Bianca Botes, Corporate Treasury Manager at Peregrine Treasury Solutions


Bianca Botes

In recent years the financial market landscape has changed dramatically, and the way we analyse countries and their risk has followed suit.

Over the past few years, investors have proved that regardless of the economic soundness of a particular nation, political stability is now a crucial determinant of sentiment and, consequently, capital flows to that country. Just consider the effects of Nenegate, Brexit and, of course, the presidency of Donald Trump.

These events demonstrate that in the new normal, one cannot simply value a country and its currency based on the prevailing economic indicators, and one can no longer simply use standard economic models to forecast these indicators – a political element also needs to be factored into them.

Further fuelling market uncertainty, the line between what is real and what is merely political noise has become blurred, with official presidential media releases and Twitter feeds alike dictating the direction of currency movements and eventual economic performance.

Given US President Donald Trump’s reliance on Twitter as his preferred method for communication, there is now substantial evidence that his tweets have both short and long-term effects on the value of the dollar. One particularly famous incident saw the dollar’s value plunge immediately after he had tweeted to complain about its strength.

Ultimately, as Professor Adrian Saville from GIBS is fond of saying, “Politics doesn’t matter until it does”. And with this in mind, it is worth pausing to reflect on some of the landmark political events of 2018:

  1. In February we saw a change in the South African presidency from Jacob Zuma to Cyril Ramaphosa, hopefully beginning the process of bringing the policy uncertainty of the Zuma years to a close.
  2. The US played an extended game of cat and mouse with North Korea over its nuclear weapons programme before finally meeting in June. But despite the newfound ‘love’ between US President Trump and North Korean Supreme Leader Kim Jong-Un, US sanctions are to remain in place until North Korea achieves total denuclearisation.
  3. The US and China have been entangled in a trade war for the better part of the year, with each country introducing tariffs on goods traded with the other. Although this trade war began on a relatively small scale, it seems to have escalated as each month has passed, with many other countries becoming caught in the crossfire as a result of the spill-over of trade tensions.
  4. Europe has been impacted by a wave of political instability as populist, anti-establishment parties have resonated with voter bases negatively impacted by globalisation.
  5. Already on shaky ground, diplomatic relations between Turkey and the US further deteriorated in August with the implementation of sanctions against Turkey over the detention of US pastor Andrew Brunson, but later thawed after the cleric was released in October.

These and other such events have continued to overshadow key economic data on an almost daily basis, perhaps the most recent example of which is the Q3 2018 local unemployment stats.

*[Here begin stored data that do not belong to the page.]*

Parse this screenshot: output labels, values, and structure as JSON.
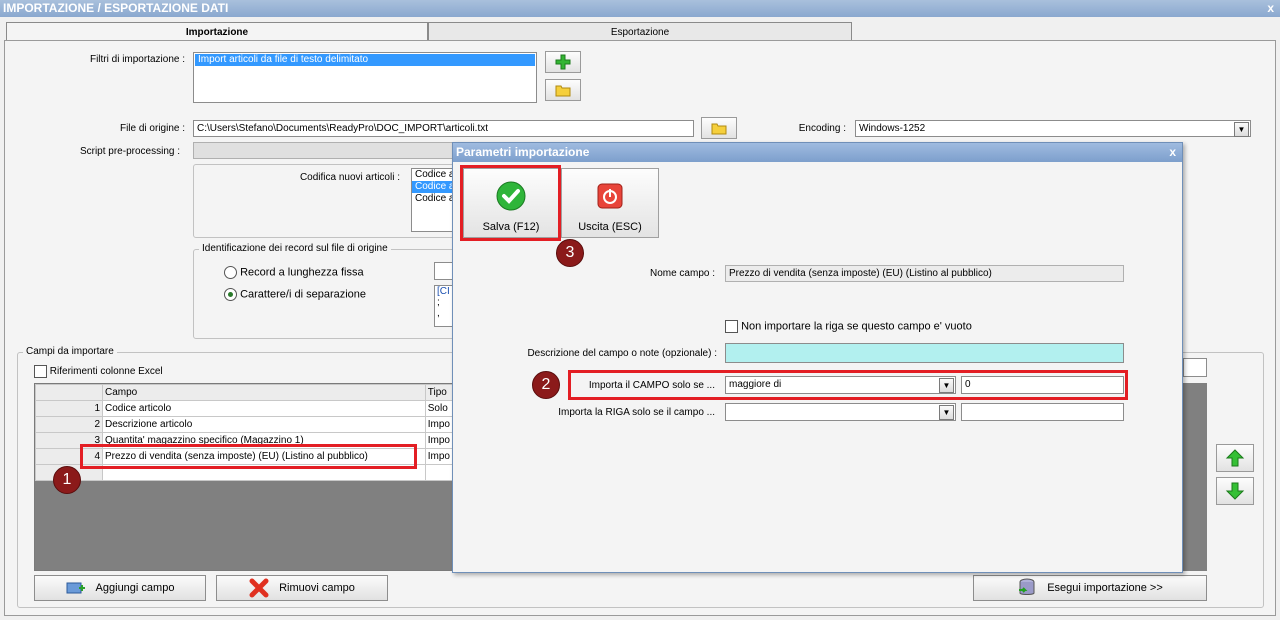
{
  "window": {
    "title": "IMPORTAZIONE / ESPORTAZIONE DATI",
    "close": "x"
  },
  "tabs": [
    {
      "label": "Importazione"
    },
    {
      "label": "Esportazione"
    }
  ],
  "filters": {
    "label": "Filtri di importazione :",
    "items": [
      "Import articoli da file di testo delimitato"
    ]
  },
  "origin": {
    "label": "File di origine :",
    "value": "C:\\Users\\Stefano\\Documents\\ReadyPro\\DOC_IMPORT\\articoli.txt"
  },
  "encoding": {
    "label": "Encoding :",
    "value": "Windows-1252"
  },
  "script": {
    "label": "Script pre-processing :"
  },
  "codifica": {
    "label": "Codifica nuovi articoli :",
    "items": [
      "Codice a",
      "Codice a",
      "Codice a"
    ]
  },
  "identificazione": {
    "title": "Identificazione dei record sul file di origine",
    "option1": "Record a lunghezza fissa",
    "option2": "Carattere/i di separazione",
    "sep_lines": [
      "[CI",
      ";",
      ","
    ]
  },
  "campi": {
    "title": "Campi da importare",
    "excel": "Riferimenti colonne Excel",
    "col_campo": "Campo",
    "col_tipo": "Tipo",
    "rows": [
      {
        "n": "1",
        "campo": "Codice articolo",
        "tipo": "Solo"
      },
      {
        "n": "2",
        "campo": "Descrizione articolo",
        "tipo": "Impo"
      },
      {
        "n": "3",
        "campo": "Quantita' magazzino specifico (Magazzino 1)",
        "tipo": "Impo"
      },
      {
        "n": "4",
        "campo": "Prezzo di vendita (senza imposte) (EU) (Listino al pubblico)",
        "tipo": "Impo"
      }
    ]
  },
  "buttons": {
    "add": "Aggiungi campo",
    "remove": "Rimuovi campo",
    "run": "Esegui importazione >>"
  },
  "dialog": {
    "title": "Parametri importazione",
    "close": "x",
    "save": "Salva (F12)",
    "exit": "Uscita (ESC)",
    "nome_label": "Nome campo :",
    "nome_value": "Prezzo di vendita (senza imposte) (EU) (Listino al pubblico)",
    "non_importare": "Non importare la riga se questo campo e' vuoto",
    "descr_label": "Descrizione del campo o note (opzionale) :",
    "campo_label": "Importa il CAMPO solo se ...",
    "campo_op": "maggiore di",
    "campo_val": "0",
    "riga_label": "Importa la RIGA solo se il campo ..."
  },
  "badges": {
    "b1": "1",
    "b2": "2",
    "b3": "3"
  },
  "colors": {
    "highlight": "#e31e24",
    "badge": "#8b1a1a",
    "selection": "#3399ff",
    "desc_field": "#b2f0ef"
  }
}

Stats SA figures revealed that the local unemployment rate had risen to 27.5% in the third quarter of this year, while the expanded unemployment rate (which includes people who have become discouraged), had reached an overwhelming 37.3% – the worst level since the survey began in January 2008. Yet despite another significant blow to South Africa’s hopes for a speedy economic recovery, investors remained focused on the US/China trade war, and the rand barely reacted to the news.

This does not mean that economic data should be discounted, however, but rather that political information is equally important and one cannot just focus on the numbers.

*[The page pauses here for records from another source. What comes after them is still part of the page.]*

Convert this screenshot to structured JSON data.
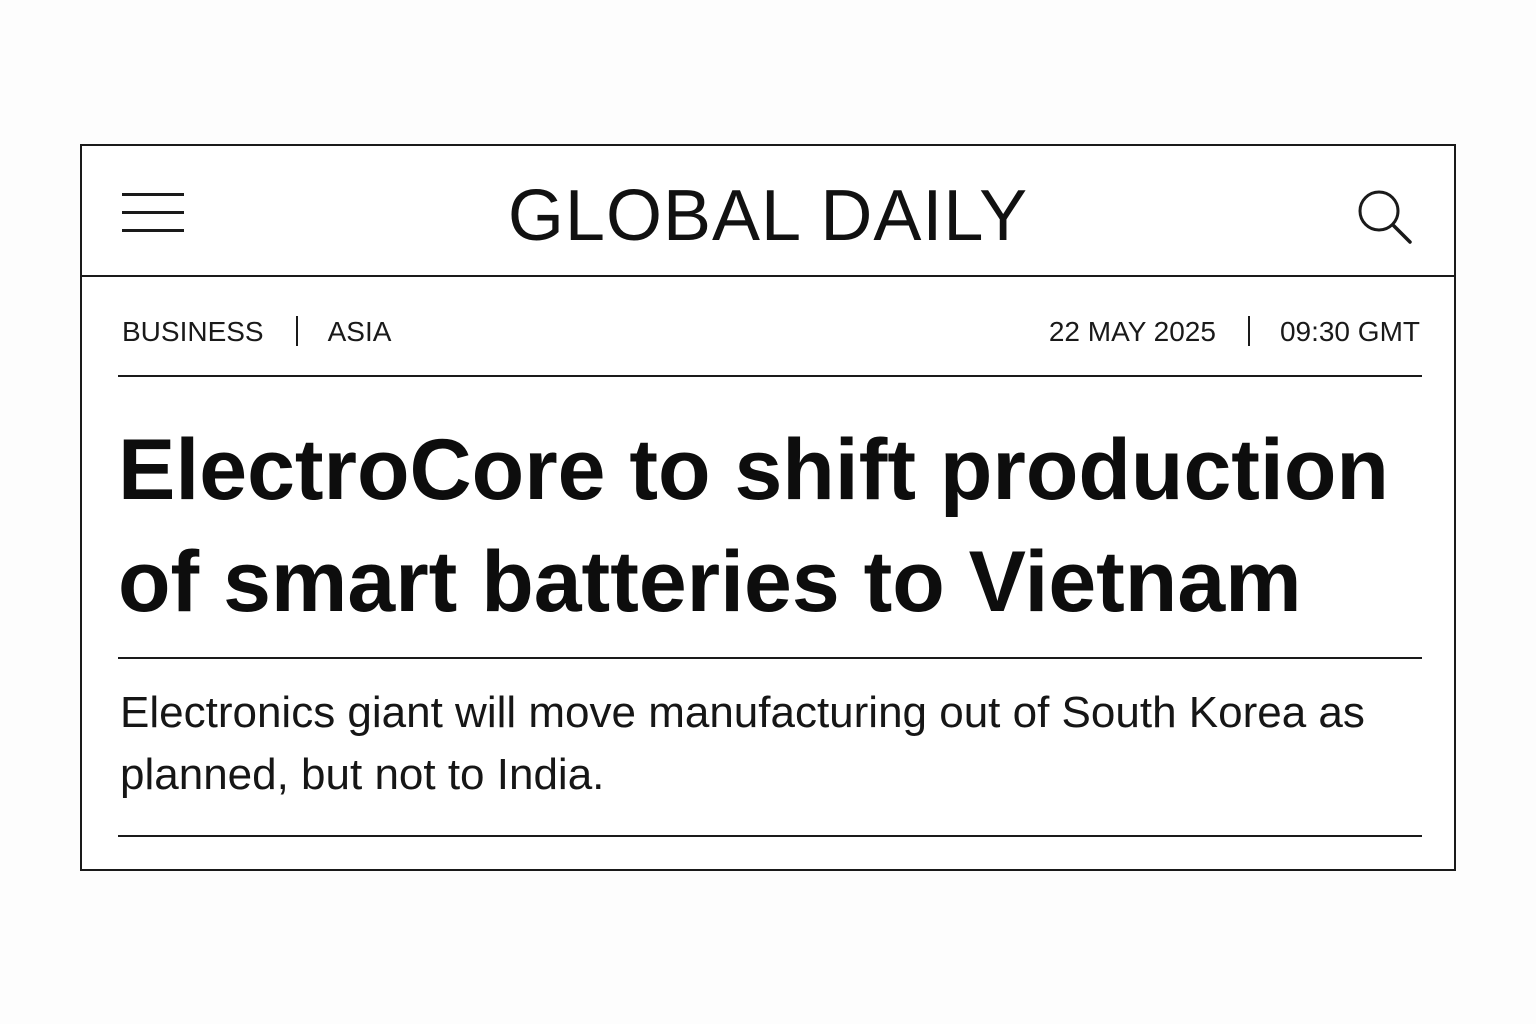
{
  "header": {
    "menu_icon": "hamburger-menu-icon",
    "brand": "GLOBAL DAILY",
    "search_icon": "search-icon"
  },
  "article": {
    "section": "BUSINESS",
    "region": "ASIA",
    "date": "22 MAY 2025",
    "time": "09:30 GMT",
    "headline": "ElectroCore to shift production of smart batteries to Vietnam",
    "standfirst": "Electronics giant will move manufacturing out of South Korea as planned, but not to India."
  }
}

So, with a flexible exchange rate regime, the key focus for South Africa moving forward is sentiment, which in the new environment will be driven by two elements: (1) the numbers, or the economic data, and (2) the people in charge, or government and its respective policies.

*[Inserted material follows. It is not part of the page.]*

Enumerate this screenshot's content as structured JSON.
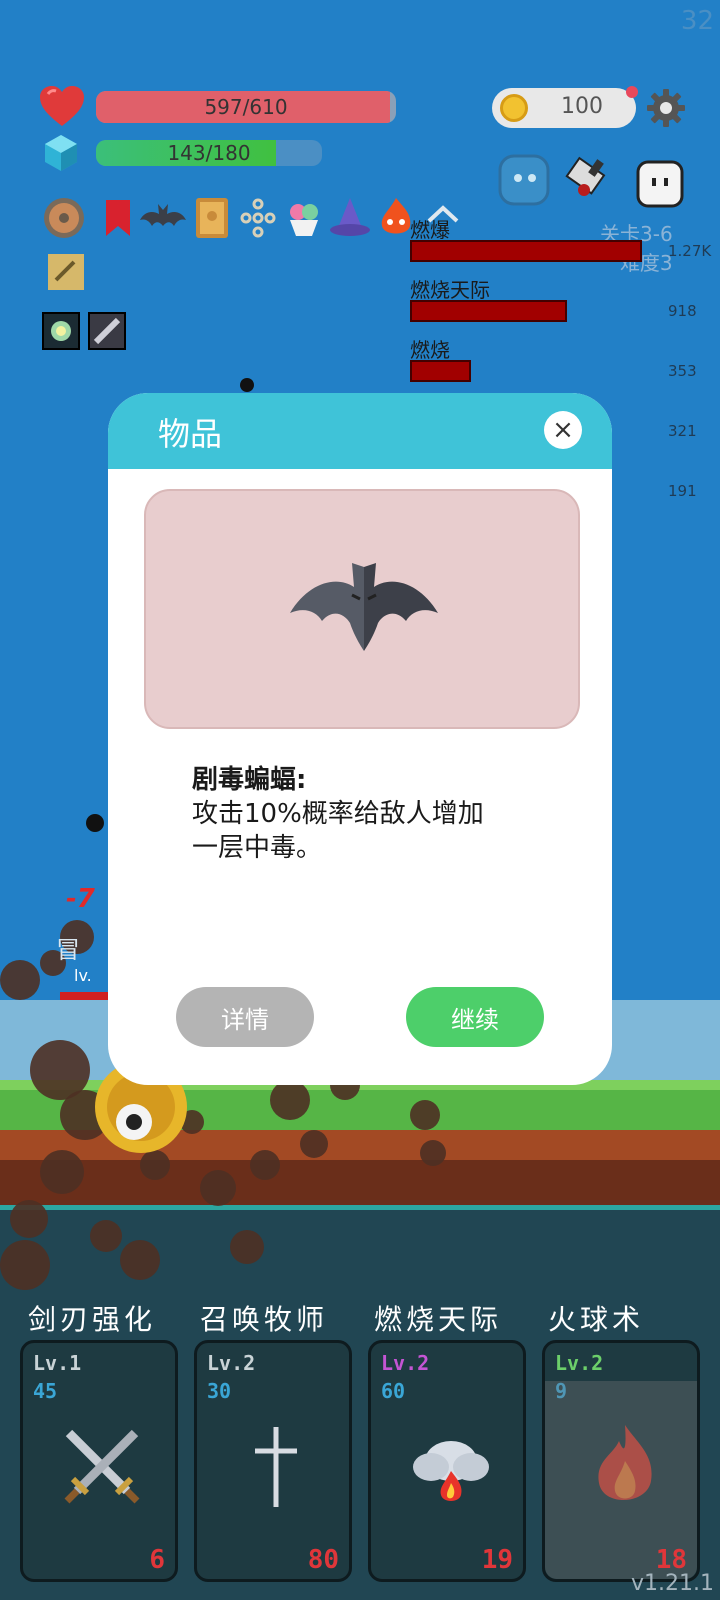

After all, you can have the best horse in the race, but if the jockey is not sure how to ride a horse, the chances are it isn’t going to win. The same principle can be applied to countries: unless the country is well managed with appropriate policies in place, then it’s unlikely that it will perform well on the world stage in spite of its underlying advantages.

This said, it is also worth noting that there are two major political risks that will continue to overshadow economics in the medium to longer term, namely:

  1. The local national election to take place in May 2019; and
  2. The ongoing trade war between the US and China, as well as the knock-on effect on other emerging market countries.

And while we will never rely purely on political or economic factors, a combined approach will remain essential. Ultimately, this new normal sees political analysis as vitally important for asset managers, not only to understand political risks, but also to price for key political risks in their investment models and economic forecasts.